I will have a lot more to say on this subject, but these are just a few pics from the recent Maria Island trip (2017) where we carried heavily loaded kayaks a couple of hundred metres. We had two plastic Sea Bird kayaks on this trip, as well as a couple of Mirages, a Greenlander and the Longboat. The latter 2 have had solid decklines for carrying them since being built many many years ago. The Sea Birds are sold as expedition kayaks, but have poncy plastic deck fittings with rather thin cord going through them on the front and rear deck - but not continuous all the way round. The Mirages also had poncy plastic deck fittings but no allowance had been made for letting them be carried by 4 people which you need to be able to do when they are fully loaded for a 2 week trip.

We made these handles for the 2015 trip to Flinders Island to carry the 2 Sea Birds. They are carried in the cockpits of 4 paddlers and got out when landing and put on the existing handle front and rear. Those existing handle are only screwed on with 5/32 inch bolts which always looked a bit doubtfull but they survived the 2015 trip OK, and this trip as well right up to the last moment.

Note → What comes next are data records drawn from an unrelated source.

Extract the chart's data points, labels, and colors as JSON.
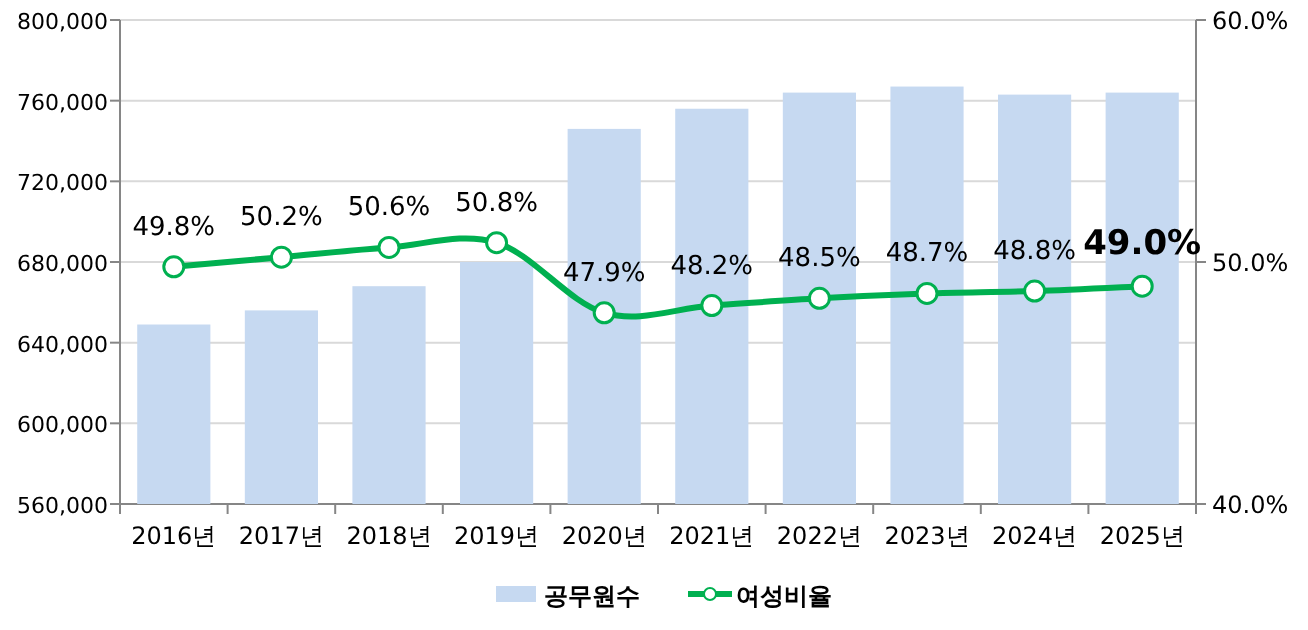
{
  "chart_data": {
    "type": "bar",
    "categories": [
      "2016년",
      "2017년",
      "2018년",
      "2019년",
      "2020년",
      "2021년",
      "2022년",
      "2023년",
      "2024년",
      "2025년"
    ],
    "series": [
      {
        "name": "공무원수",
        "color": "#c6d9f1",
        "values": [
          649000,
          656000,
          668000,
          680000,
          746000,
          756000,
          764000,
          767000,
          763000,
          764000
        ]
      },
      {
        "name": "여성비율",
        "type": "line",
        "axis": "y2",
        "color": "#00b050",
        "marker": "circle",
        "values": [
          49.8,
          50.2,
          50.6,
          50.8,
          47.9,
          48.2,
          48.5,
          48.7,
          48.8,
          49.0
        ],
        "value_labels": [
          "49.8%",
          "50.2%",
          "50.6%",
          "50.8%",
          "47.9%",
          "48.2%",
          "48.5%",
          "48.7%",
          "48.8%",
          "**49.0%**"
        ]
      }
    ],
    "ylim": [
      560000,
      800000
    ],
    "yticks": [
      {
        "value": 560000,
        "label": "560,000"
      },
      {
        "value": 600000,
        "label": "600,000"
      },
      {
        "value": 640000,
        "label": "640,000"
      },
      {
        "value": 680000,
        "label": "680,000"
      },
      {
        "value": 720000,
        "label": "720,000"
      },
      {
        "value": 760000,
        "label": "760,000"
      },
      {
        "value": 800000,
        "label": "800,000"
      }
    ],
    "y2lim": [
      40,
      60
    ],
    "y2ticks": [
      {
        "value": 40,
        "label": "40.0%"
      },
      {
        "value": 50,
        "label": "50.0%"
      },
      {
        "value": 60,
        "label": "60.0%"
      }
    ],
    "grid": "y",
    "legend": "bottom"
  }
}
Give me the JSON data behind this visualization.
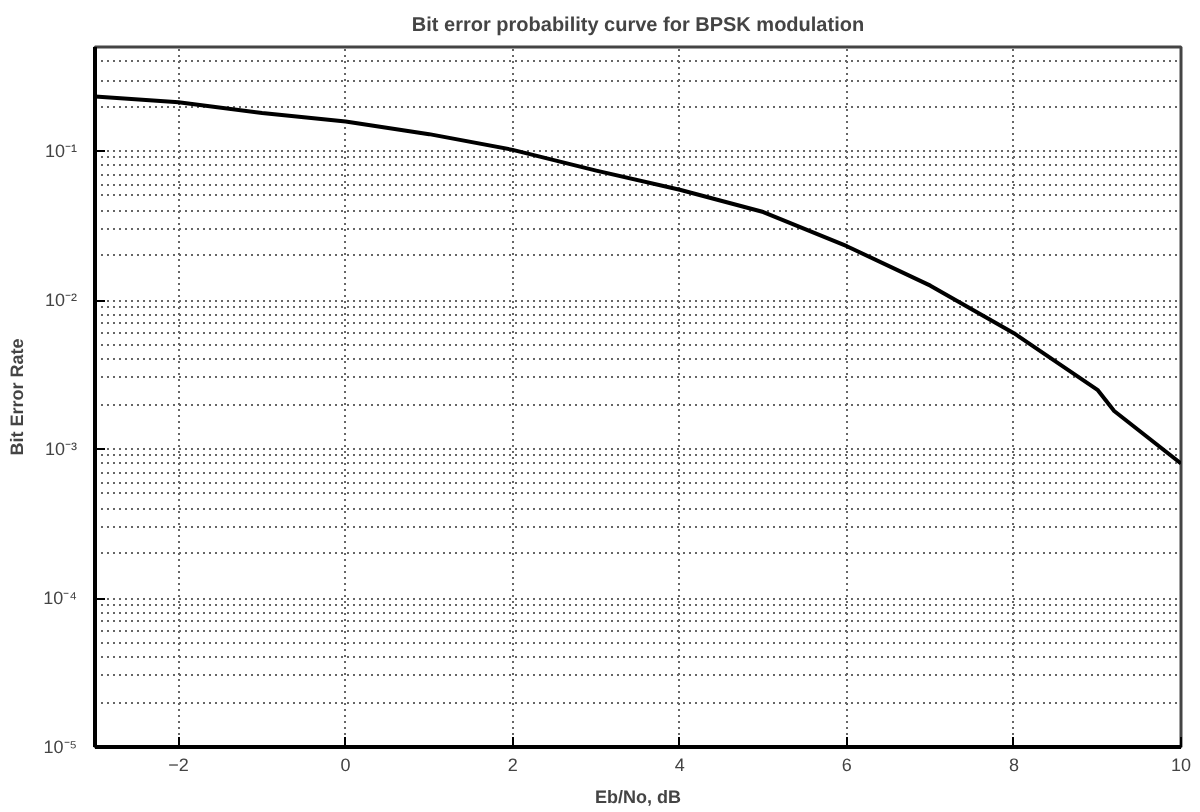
{
  "chart_data": {
    "type": "line",
    "title": "Bit error probability curve for BPSK modulation",
    "xlabel": "Eb/No, dB",
    "ylabel": "Bit Error Rate",
    "x": [
      -3,
      -2,
      -1,
      0,
      1,
      2,
      3,
      4,
      5,
      6,
      7,
      8,
      9,
      9.2,
      10
    ],
    "series": [
      {
        "color": "#000000",
        "values": [
          0.233,
          0.213,
          0.18,
          0.158,
          0.13,
          0.102,
          0.074,
          0.055,
          0.039,
          0.023,
          0.0125,
          0.006,
          0.0025,
          0.0018,
          0.0008
        ]
      }
    ],
    "xlim": [
      -3,
      10
    ],
    "xticks": [
      -2,
      0,
      2,
      4,
      6,
      8,
      10
    ],
    "ylim": [
      1e-05,
      0.5
    ],
    "yticks": [
      {
        "value": 0.1,
        "label": "10⁻¹"
      },
      {
        "value": 0.01,
        "label": "10⁻²"
      },
      {
        "value": 0.001,
        "label": "10⁻³"
      },
      {
        "value": 0.0001,
        "label": "10⁻⁴"
      },
      {
        "value": 1e-05,
        "label": "10⁻⁵"
      }
    ],
    "log": "y",
    "grid": true,
    "line_style": "solid",
    "marker": "none"
  }
}
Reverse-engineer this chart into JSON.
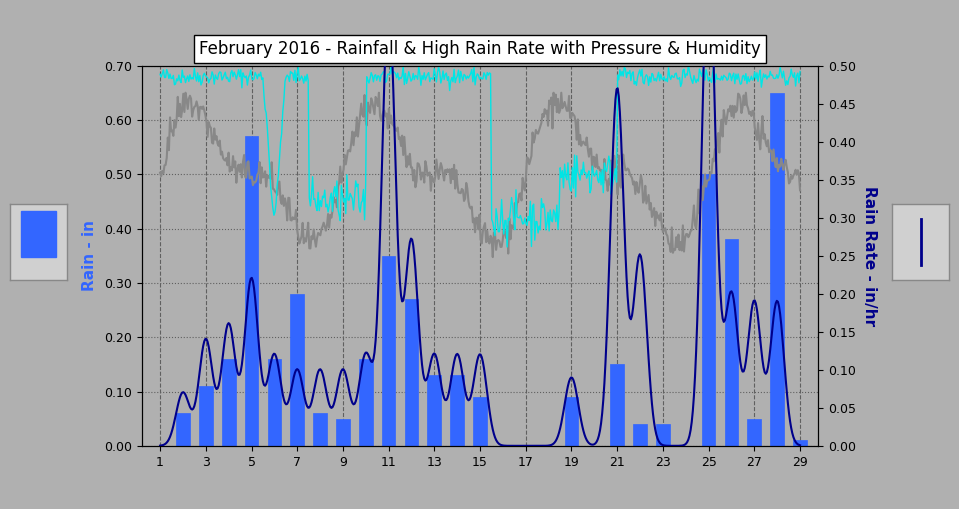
{
  "title": "February 2016 - Rainfall & High Rain Rate with Pressure & Humidity",
  "xlabel": "",
  "ylabel_left": "Rain - in",
  "ylabel_right": "Rain Rate - in/hr",
  "bg_color": "#b0b0b0",
  "plot_bg_color": "#b0b0b0",
  "ylim_left": [
    0.0,
    0.7
  ],
  "ylim_right": [
    0.0,
    0.5
  ],
  "yticks_left": [
    0.0,
    0.1,
    0.2,
    0.3,
    0.4,
    0.5,
    0.6,
    0.7
  ],
  "yticks_right": [
    0.0,
    0.05,
    0.1,
    0.15,
    0.2,
    0.25,
    0.3,
    0.35,
    0.4,
    0.45,
    0.5
  ],
  "days": [
    1,
    2,
    3,
    4,
    5,
    6,
    7,
    8,
    9,
    10,
    11,
    12,
    13,
    14,
    15,
    16,
    17,
    18,
    19,
    20,
    21,
    22,
    23,
    24,
    25,
    26,
    27,
    28,
    29
  ],
  "bar_color": "#3366ff",
  "bar_edgecolor": "#3366ff",
  "rainfall": [
    0.0,
    0.06,
    0.11,
    0.16,
    0.57,
    0.16,
    0.28,
    0.06,
    0.05,
    0.16,
    0.35,
    0.27,
    0.13,
    0.13,
    0.09,
    0.0,
    0.0,
    0.0,
    0.09,
    0.0,
    0.15,
    0.04,
    0.04,
    0.0,
    0.5,
    0.38,
    0.05,
    0.65,
    0.01
  ],
  "rain_rate_days": [
    1,
    2,
    3,
    4,
    5,
    6,
    7,
    8,
    9,
    10,
    11,
    12,
    13,
    14,
    15,
    16,
    17,
    18,
    19,
    20,
    21,
    22,
    23,
    24,
    25,
    26,
    27,
    28,
    29
  ],
  "rain_rate": [
    0.0,
    0.07,
    0.14,
    0.16,
    0.22,
    0.12,
    0.1,
    0.1,
    0.1,
    0.12,
    0.58,
    0.27,
    0.12,
    0.12,
    0.12,
    0.0,
    0.0,
    0.0,
    0.09,
    0.0,
    0.47,
    0.25,
    0.0,
    0.0,
    0.65,
    0.2,
    0.19,
    0.19,
    0.0
  ],
  "humidity_color": "#00e5e5",
  "pressure_color": "#888888",
  "line_color": "#00008b"
}
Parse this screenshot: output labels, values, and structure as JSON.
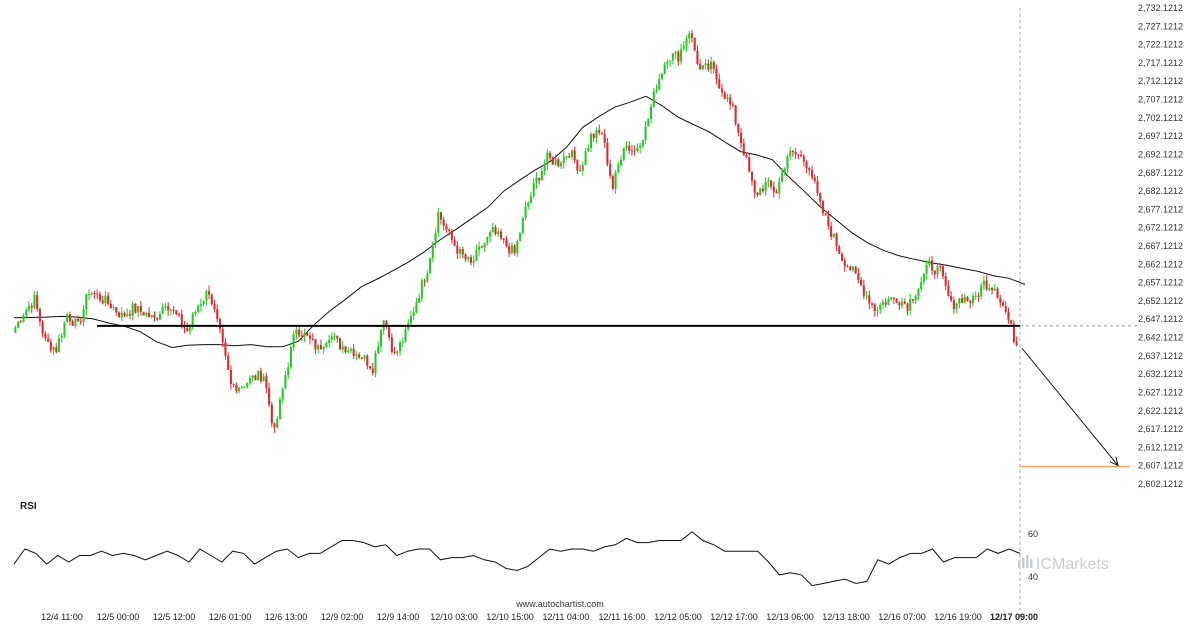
{
  "chart_data": {
    "type": "candlestick",
    "symbol_timeframe": "hourly",
    "colors": {
      "up": "#22cc22",
      "down": "#e0282d",
      "moving_average": "#111111",
      "support_line": "#000000",
      "target_line": "#ff9955",
      "rsi_line": "#111111"
    },
    "y_axis": {
      "range": [
        2602.1212,
        2732.1212
      ],
      "ticks": [
        "2,732.1212",
        "2,727.1212",
        "2,722.1212",
        "2,717.1212",
        "2,712.1212",
        "2,707.1212",
        "2,702.1212",
        "2,697.1212",
        "2,692.1212",
        "2,687.1212",
        "2,682.1212",
        "2,677.1212",
        "2,672.1212",
        "2,667.1212",
        "2,662.1212",
        "2,657.1212",
        "2,652.1212",
        "2,647.1212",
        "2,642.1212",
        "2,637.1212",
        "2,632.1212",
        "2,627.1212",
        "2,622.1212",
        "2,617.1212",
        "2,612.1212",
        "2,607.1212",
        "2,602.1212"
      ]
    },
    "x_axis": {
      "ticks": [
        "12/4 11:00",
        "12/5 00:00",
        "12/5 12:00",
        "12/6 01:00",
        "12/6 13:00",
        "12/9 02:00",
        "12/9 14:00",
        "12/10 03:00",
        "12/10 15:00",
        "12/11 04:00",
        "12/11 16:00",
        "12/12 05:00",
        "12/12 17:00",
        "12/13 06:00",
        "12/13 18:00",
        "12/16 07:00",
        "12/16 19:00",
        "12/17 09:00"
      ],
      "highlighted": "12/17 09:00"
    },
    "price_path": [
      2643.5,
      2649,
      2652.5,
      2641,
      2639,
      2648.5,
      2645,
      2655,
      2653,
      2651,
      2648,
      2650,
      2649,
      2647,
      2652,
      2648,
      2644,
      2651,
      2655,
      2643,
      2629,
      2629,
      2631,
      2632,
      2616,
      2632,
      2645,
      2642,
      2639,
      2643,
      2640,
      2639,
      2637,
      2634,
      2648,
      2637,
      2643,
      2652,
      2661,
      2676,
      2670,
      2665,
      2662,
      2667,
      2671,
      2668,
      2665,
      2677,
      2685,
      2691,
      2690,
      2693,
      2688,
      2697,
      2698,
      2683,
      2695,
      2693,
      2699,
      2711,
      2719,
      2719,
      2726,
      2715,
      2716,
      2710,
      2704,
      2693,
      2681,
      2684,
      2682,
      2692,
      2692,
      2689,
      2678,
      2671,
      2664,
      2660,
      2655,
      2650,
      2652,
      2653,
      2651,
      2656,
      2662,
      2660,
      2651,
      2653,
      2652,
      2657,
      2656,
      2649,
      2640
    ],
    "moving_average": [
      2647.5,
      2647.6,
      2647.7,
      2647.9,
      2647.7,
      2647.2,
      2646.1,
      2645.2,
      2643.7,
      2641.0,
      2639.4,
      2640.0,
      2640.2,
      2640.2,
      2639.9,
      2640.2,
      2639.6,
      2639.6,
      2641.1,
      2645.6,
      2649.4,
      2652.6,
      2656.0,
      2658.1,
      2660.4,
      2662.8,
      2665.6,
      2668.9,
      2671.7,
      2674.7,
      2677.7,
      2682.1,
      2685.1,
      2687.9,
      2690.4,
      2694.2,
      2699.5,
      2702.4,
      2705.0,
      2706.4,
      2708.0,
      2705.5,
      2702.4,
      2700.3,
      2698.3,
      2695.5,
      2692.9,
      2692.0,
      2690.7,
      2686.2,
      2682.2,
      2678.0,
      2674.4,
      2670.9,
      2668.1,
      2666.0,
      2664.5,
      2663.5,
      2662.6,
      2661.9,
      2661.0,
      2660.2,
      2659.0,
      2658.3,
      2656.6
    ],
    "support_level": 2645.3,
    "last_price": 2640.0,
    "target_price": 2606.9,
    "rsi": {
      "label": "RSI",
      "ticks": [
        "60",
        "40"
      ],
      "values": [
        46,
        53,
        51,
        46,
        50,
        47,
        50,
        50,
        52,
        50,
        51,
        50,
        48,
        50,
        52,
        50,
        47,
        53,
        50,
        47,
        52,
        51,
        46,
        49,
        52,
        53,
        49,
        51,
        51,
        54,
        57,
        57,
        56,
        54,
        55,
        50,
        52,
        53,
        53,
        48,
        49,
        49,
        50,
        48,
        47,
        44,
        43,
        45,
        49,
        53,
        52,
        53,
        53,
        52,
        54,
        55,
        58,
        56,
        56,
        57,
        57,
        57,
        61,
        57,
        55,
        52,
        52,
        52,
        52,
        47,
        41,
        42,
        41,
        36,
        37,
        38,
        39,
        37,
        38,
        48,
        46,
        49,
        51,
        51,
        53,
        47,
        49,
        49,
        49,
        53,
        51,
        53,
        51
      ]
    }
  },
  "branding": {
    "logo_text": "ICMarkets",
    "source": "www.autochartist.com"
  }
}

Using decklines - the preferred Tasmanian way - and the very easy way.

One Mirage had been modified. We took all the poncy deck fittings off and replaced them with loops made from nylon strapping and ran a deckline the whole way round.

And added 4 new ones on the deck, with large washers under the deck.

Very comfortable hose grips.

Not a close photo but you can see the light blue carry hose on the deckline.

This is how we made the nylon loops. I made 2 of these tools - different sizes for the recessed ones, and the ones on top of the deck (smaller).

Hot soldering iron.

You need the hole melted through the top to put a screwdriver though when fitting them.

Sikaflex was put under the nylon loop to seal it before screwing it in place.